September 9, 2012 / 2:30 PM / 5 years ago

BAY STREET-Picking the next Nexen is a risky game

* Talisman, Painted Pony among big gainers

* Lull seen if Nexen deal approved or denied

* TSX energy group up 14 pct since Progress deal announced

By Jeffrey Jones

CALGARY, Alberta, Sept 9 (Reuters) - A few Canadian energy companies have China to thank for pushing up their shares this summer even as oil and gas prices languished.

Its state-owned enterprises have racked up more than C$25 billion ($25.59 billion) worth of deals in Canada in less than a decade - the latest being CNOOC Ltd's offer for Nexen Inc - and some investors are handicapping the next targets.

Gainers include Talisman Energy Inc, Celtic Exploration Ltd, MEG Energy Corp and Painted Pony Petroleum Ltd, all with shale gas, oil sands and other holdings deemed as attractive to Chinese and other Asian state-backed enterprises.

It's a risky game, though, and here's why.

The Nexen deal, the largest so far at $15.1 billion, has created a conundrum for Prime Minister Stephen Harper's Conservative government as it begins its review to determine if the transaction will result in a net benefit to Canada.

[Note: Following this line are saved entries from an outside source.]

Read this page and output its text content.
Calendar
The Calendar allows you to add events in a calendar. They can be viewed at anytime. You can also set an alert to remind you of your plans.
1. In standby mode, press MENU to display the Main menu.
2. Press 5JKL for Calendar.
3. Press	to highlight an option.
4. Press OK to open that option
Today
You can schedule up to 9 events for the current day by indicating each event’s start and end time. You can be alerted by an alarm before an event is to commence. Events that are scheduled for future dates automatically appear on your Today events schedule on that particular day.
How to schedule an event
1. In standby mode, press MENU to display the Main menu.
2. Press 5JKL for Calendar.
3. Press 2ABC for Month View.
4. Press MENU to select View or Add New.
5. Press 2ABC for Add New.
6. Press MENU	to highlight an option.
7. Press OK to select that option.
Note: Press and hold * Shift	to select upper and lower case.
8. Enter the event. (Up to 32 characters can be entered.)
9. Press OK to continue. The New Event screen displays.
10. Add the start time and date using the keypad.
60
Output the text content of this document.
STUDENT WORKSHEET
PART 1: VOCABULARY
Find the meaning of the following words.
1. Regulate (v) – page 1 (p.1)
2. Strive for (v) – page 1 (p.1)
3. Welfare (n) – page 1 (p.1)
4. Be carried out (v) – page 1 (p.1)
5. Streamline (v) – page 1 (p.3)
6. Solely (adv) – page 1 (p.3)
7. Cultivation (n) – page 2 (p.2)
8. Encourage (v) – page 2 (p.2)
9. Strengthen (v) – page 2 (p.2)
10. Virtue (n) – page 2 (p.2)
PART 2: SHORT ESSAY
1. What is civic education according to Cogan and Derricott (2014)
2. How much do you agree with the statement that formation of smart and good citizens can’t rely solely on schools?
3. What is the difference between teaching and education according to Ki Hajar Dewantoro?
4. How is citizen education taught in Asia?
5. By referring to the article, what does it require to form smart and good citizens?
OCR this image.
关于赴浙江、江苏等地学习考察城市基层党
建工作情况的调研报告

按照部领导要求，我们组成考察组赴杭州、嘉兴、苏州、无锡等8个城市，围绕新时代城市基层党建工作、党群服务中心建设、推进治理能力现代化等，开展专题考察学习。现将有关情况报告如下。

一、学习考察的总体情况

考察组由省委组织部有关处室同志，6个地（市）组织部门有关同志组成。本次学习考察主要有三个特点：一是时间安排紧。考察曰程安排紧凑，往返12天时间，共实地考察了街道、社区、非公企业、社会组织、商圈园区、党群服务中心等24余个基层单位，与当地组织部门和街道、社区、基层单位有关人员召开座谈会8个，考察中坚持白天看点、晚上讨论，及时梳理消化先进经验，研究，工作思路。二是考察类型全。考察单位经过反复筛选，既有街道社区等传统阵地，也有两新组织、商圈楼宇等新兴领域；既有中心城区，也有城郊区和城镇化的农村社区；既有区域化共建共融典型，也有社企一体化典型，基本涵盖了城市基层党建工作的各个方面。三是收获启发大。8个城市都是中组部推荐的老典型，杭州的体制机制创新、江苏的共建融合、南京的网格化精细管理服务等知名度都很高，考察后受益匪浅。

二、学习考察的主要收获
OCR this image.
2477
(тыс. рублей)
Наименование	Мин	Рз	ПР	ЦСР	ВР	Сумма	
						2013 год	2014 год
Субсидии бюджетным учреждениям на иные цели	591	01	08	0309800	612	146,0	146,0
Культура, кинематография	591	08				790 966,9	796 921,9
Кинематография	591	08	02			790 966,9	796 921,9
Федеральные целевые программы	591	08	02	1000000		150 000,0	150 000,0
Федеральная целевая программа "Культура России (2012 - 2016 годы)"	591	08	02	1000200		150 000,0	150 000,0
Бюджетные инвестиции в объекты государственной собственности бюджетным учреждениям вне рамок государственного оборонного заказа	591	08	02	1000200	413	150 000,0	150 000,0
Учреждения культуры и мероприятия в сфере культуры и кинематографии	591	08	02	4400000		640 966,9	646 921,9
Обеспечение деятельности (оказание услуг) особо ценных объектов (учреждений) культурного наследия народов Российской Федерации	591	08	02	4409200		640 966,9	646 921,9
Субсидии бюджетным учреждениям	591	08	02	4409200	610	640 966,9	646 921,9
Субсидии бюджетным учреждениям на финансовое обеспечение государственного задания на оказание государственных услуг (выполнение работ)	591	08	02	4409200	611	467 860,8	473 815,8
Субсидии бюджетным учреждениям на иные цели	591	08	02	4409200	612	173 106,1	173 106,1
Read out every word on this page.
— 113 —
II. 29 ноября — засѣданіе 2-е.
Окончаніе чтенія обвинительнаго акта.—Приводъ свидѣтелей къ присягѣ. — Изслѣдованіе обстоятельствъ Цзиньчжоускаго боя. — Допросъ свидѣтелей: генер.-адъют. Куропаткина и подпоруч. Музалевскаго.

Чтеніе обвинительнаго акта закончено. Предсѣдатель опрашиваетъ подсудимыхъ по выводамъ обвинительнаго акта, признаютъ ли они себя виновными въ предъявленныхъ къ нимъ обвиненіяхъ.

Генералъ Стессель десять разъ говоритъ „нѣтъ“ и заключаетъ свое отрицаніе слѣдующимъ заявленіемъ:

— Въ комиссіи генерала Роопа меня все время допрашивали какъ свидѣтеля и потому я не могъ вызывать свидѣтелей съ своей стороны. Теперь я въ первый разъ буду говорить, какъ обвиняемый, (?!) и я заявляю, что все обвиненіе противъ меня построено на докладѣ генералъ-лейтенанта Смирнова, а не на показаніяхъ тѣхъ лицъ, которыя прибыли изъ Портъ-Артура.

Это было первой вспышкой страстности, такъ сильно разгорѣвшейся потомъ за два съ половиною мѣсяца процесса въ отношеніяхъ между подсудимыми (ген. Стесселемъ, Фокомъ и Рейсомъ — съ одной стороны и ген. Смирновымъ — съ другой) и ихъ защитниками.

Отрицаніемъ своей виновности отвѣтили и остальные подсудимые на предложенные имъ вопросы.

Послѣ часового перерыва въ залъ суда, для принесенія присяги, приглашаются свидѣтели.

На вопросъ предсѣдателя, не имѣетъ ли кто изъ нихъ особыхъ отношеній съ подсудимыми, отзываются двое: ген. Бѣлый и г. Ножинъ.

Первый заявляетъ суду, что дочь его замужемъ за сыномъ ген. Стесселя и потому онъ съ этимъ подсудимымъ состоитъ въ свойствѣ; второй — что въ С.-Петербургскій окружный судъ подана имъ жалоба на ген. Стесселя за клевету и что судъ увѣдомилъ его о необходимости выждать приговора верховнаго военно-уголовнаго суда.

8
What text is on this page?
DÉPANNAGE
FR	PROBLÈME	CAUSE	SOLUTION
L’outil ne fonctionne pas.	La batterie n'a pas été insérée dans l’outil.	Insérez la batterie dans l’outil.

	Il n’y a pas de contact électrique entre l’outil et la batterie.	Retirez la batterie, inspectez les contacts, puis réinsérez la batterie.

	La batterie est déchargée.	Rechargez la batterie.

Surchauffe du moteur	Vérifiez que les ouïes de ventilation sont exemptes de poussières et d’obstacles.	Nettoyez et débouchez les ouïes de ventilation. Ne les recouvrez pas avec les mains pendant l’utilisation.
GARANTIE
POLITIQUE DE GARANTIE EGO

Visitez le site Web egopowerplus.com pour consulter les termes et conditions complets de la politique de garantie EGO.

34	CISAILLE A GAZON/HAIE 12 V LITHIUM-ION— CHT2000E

Some members of his own cabinet are said to be uncomfortable with the Chinese scooping up such a large position in the Alberta oil sands, especially as Canadian companies complain of being denied access to some of China's resources.

In addition, Harper said last week that his government has decided to formulate guidelines for the size and types of future acquisitions it will allow by state-owned enterprises as it vets the Nexen deal. All of this could take 75 days or more.

That, and some opposition in Washington, has certainly given investors the willies, and Nexen's shares are holding well below CNOOC's bid price of $27.50 each. On Friday, they closed at $25.65 on the New York Stock Exchange.

Gains in other stocks started in late June, weeks before CNOOC announced the Nexen deal, when Malaysia's Petronas bid for its partner in a big British Columbia shale gas and LNG development, Progress Energy Resources.

In that time, Talisman has climbed more than 20 percent, Celtic 30 percent and Painted Pony 33 percent. The Toronto Stock Exchange energy subgroup is up just 14 percent since then and is well down from the 2012 peak it hit in February.

Even a green light from Ottawa for the Nexen deal could lead to a lull in deals, Macquarie Capital Markets analyst Chris Feltin said.

"It's tough to see anyone coming in and making a corporate bid for Talisman or Encana with Nexen having just gone out the door, so I think there's a first-mover advantage here for Nexen," Feltin said.

"Secondly, if Nexen isn't approved, I think that will shut the door on any further transactions for our large energy companies on a corporate basis. So I'm actually not expecting anything major until the Nexen deal clears and after a cooling-off period."

The national energy companies have shown a preference for companies and assets with distinct characteristics, like acreage with large reserves of either shale gas, such as the Montney in northeastern British Columbia, or oil sands in Alberta.

They scope out holdings in which they can deploy their cash war chests to quickly accelerate development, said Brook Papau, analyst with ITG Investment Research.

"In general, and there are a few caveats, we've seen that happen with some more distressed companies," he said. Nexen, for example, was among the cheapest stocks in its peer group before the offer due to a record of missed financial targets.

More than once the acquisitors started out as partners in a domestic company's project before deciding to a bid for the entire firm.

CNOOC had become familiar with Nexen as a 35 percent owner of the company's Long Lake oil sands development, and Petronas got to know Progress through the Montney joint venture before eventually agreeing to pay C$5.2 billion for the company.

Papau said it is clear that Ottawa did not view the takeover of Progress as warily as it does that of Nexen, and that deal is all but done.

Some of that might have to do with size.

A producer with a market capitalization of C$1 billion to C$5 billion represents a "sweet spot" for potential acquisitions by Chinese and other state firms, said Martin Pelletier, portfolio manager at TriVest Wealth Counsel Ltd.

"You're not spending too much; it's very reasonable. And there's a high probability that it will get approved," he said.

Takeover bids for companies larger than Nexen, such as Encana Corp and Canadian Natural Resources Ltd are sure to stoke already-smouldering nationalist fears and are doubtful to get done, Pelletier said.

For investors, he recommends buying companies with strong fundamentals rather than for the odds of a takeover by state-owned enterprises, as so many risk factors come into play.

"That said, it's a great time to be investing in the sector as a whole because in many cases companies are trading at levels that transpired in '08 and '09 ... and maybe one or two of them get taken out," he said. "It's happened with us in our fund, and we've been able to benefit from it."